[ 
https://issues.apache.org/jira/browse/SAMZA-374?page=com.atlassian.jira.plugin.system.issuetabpanels:comment-tabpanel&focusedCommentId=14102558#comment-14102558
 ] 

Chris Riccomini commented on SAMZA-374:
---------------------------------------

bq. All of these solutions seem pretty hacky since the main problem is that 
Kafka does not have a reliable, safe way to delete existing topics. 

Yea, I agree that they're hacky.

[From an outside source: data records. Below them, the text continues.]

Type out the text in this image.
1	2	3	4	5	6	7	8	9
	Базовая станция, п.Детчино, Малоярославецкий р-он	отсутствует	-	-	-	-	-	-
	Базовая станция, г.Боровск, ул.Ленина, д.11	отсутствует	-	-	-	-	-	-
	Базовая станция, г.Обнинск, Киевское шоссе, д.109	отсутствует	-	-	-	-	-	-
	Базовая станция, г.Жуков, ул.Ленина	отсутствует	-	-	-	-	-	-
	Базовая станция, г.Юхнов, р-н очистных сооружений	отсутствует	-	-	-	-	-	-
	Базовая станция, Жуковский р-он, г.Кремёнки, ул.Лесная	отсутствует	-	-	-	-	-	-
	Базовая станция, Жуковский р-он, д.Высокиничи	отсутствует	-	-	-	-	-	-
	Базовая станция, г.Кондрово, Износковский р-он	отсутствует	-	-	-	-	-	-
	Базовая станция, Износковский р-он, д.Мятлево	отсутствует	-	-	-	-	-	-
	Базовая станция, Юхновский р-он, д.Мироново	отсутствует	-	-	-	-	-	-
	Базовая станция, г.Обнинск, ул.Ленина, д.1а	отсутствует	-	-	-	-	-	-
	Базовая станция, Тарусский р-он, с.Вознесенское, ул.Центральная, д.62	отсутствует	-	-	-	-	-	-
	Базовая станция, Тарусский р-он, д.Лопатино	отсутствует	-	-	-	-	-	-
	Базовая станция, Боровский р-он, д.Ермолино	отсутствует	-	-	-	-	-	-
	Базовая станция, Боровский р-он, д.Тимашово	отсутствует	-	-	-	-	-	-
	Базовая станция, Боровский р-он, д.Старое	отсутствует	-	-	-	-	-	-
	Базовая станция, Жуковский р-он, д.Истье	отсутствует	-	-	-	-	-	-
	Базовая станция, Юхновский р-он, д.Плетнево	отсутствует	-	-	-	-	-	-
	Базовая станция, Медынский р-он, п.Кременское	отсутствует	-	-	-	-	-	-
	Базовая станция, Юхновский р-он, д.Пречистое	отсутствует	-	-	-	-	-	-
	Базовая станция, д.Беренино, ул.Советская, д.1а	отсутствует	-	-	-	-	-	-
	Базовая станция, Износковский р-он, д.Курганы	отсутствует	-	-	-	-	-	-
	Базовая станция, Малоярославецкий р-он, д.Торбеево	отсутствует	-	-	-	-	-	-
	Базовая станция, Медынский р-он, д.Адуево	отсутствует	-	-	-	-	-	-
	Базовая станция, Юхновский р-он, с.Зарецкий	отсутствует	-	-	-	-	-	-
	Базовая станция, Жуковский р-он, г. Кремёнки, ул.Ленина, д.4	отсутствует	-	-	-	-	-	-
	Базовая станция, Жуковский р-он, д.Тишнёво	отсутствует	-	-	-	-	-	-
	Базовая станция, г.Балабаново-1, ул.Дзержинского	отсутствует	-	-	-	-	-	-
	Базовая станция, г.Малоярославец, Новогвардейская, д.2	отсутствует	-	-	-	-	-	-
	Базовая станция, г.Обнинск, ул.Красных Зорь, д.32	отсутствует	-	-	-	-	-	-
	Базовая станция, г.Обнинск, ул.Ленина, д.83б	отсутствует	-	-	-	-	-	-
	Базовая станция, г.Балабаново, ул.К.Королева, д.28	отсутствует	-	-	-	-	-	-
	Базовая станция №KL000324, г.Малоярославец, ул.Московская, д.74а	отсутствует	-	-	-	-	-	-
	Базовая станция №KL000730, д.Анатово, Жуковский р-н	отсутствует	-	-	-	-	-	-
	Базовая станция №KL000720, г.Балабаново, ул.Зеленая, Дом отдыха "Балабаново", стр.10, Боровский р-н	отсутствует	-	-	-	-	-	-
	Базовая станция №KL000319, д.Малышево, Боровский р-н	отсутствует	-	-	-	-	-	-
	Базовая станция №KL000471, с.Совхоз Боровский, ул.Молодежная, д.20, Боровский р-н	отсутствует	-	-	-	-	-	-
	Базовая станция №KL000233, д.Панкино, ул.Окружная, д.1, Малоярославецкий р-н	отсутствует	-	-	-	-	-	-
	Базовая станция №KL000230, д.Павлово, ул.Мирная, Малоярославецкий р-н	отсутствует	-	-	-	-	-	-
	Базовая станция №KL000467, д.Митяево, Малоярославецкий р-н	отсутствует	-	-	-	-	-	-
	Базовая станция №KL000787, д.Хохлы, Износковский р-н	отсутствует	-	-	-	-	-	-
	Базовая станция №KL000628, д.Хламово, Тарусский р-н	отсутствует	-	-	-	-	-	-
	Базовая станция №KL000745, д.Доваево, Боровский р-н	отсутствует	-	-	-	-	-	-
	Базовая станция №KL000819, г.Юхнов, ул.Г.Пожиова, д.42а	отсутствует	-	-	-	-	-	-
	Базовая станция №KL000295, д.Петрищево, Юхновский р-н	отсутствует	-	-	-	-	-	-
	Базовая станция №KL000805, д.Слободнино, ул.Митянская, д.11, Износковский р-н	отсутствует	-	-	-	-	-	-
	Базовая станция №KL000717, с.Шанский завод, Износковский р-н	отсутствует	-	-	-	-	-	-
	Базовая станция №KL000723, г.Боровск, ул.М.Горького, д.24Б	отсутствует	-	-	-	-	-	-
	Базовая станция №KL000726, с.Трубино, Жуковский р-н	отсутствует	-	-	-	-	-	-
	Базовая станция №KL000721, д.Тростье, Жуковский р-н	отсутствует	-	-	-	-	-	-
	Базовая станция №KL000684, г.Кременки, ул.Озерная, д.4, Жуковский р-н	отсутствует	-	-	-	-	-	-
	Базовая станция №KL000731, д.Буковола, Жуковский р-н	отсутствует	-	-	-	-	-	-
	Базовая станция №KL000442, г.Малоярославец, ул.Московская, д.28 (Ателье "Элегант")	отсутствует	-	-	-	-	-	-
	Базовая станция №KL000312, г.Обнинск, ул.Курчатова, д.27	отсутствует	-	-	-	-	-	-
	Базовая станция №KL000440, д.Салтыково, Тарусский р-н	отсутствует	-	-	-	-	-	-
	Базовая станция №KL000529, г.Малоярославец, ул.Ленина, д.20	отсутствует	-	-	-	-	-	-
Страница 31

I ended up fiddling with the Kafka topic's 
retention policy (drop to 2 seconds, wait, raise it back up) to delete 
everything.

bq. The general solution at the moment would be to rename the job. 
Alternatively, we could allow the users to set a prefix in the config for the 
checkpoint topic name and, when they need to discard an existing checkpoint, 
they increment or change this prefix and then restart the job.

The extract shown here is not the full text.